The CHN (Center for High-rate Nanomanufacturing at Northeastern University) has been able to develop a novel way to assemble nanoelements (nanotubes, nanoparticles, etc.) into nanostructures and devices that enable the mass production of atomic-scale structures and will lead to the production of devices such as biosensors, batteries, memory devices and flexible electronics very quickly and efficiently and with minimal errors.
The revolutionary assembly process, developed by Busnaina and his team, scales-up the nanoscale structures on a wafer level on a variety of hard and soft substrates such as silicon and polymers. In addition, the assembled structures could also be transferred to other substrates in continuous or batch processes.

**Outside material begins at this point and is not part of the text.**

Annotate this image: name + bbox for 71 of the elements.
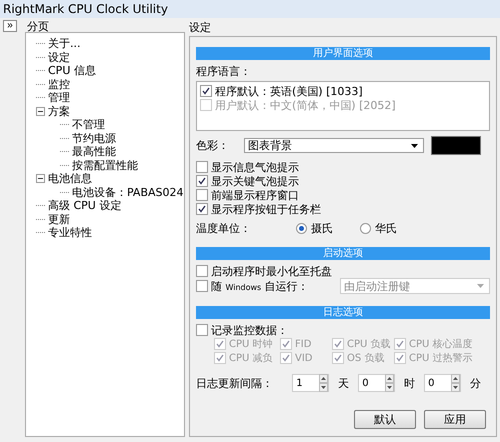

Concurrently, researchers at the CHN are investigating the environmental and biological implications to ensure that these devices and techniques are safe for people and for the environment.
Research at CHN
1 & 2: Nanotemplate-enabled High Rate Manufacturing
Once developed, CHN’s nanotemplates will be integrated as tooling for an economically realistic production process. The nano-building blocks will be guided to self-assemble over large areas in high-rate, scaleable, commercially viable processes such as injection molding and extrusion. CHN researchers have successfully assembled both carbon nanotubes and 50-nm polystyrene latex particles on gold microwires and nanowires.
3: Proof of concept : Memory Device and Biosensor
Use carbon nanotubes for electromechnical switches (working with Nantero). Second testbed is for biosensors for 8-10 minute detection of antibodies. Working with Triton Systems on the biosensors.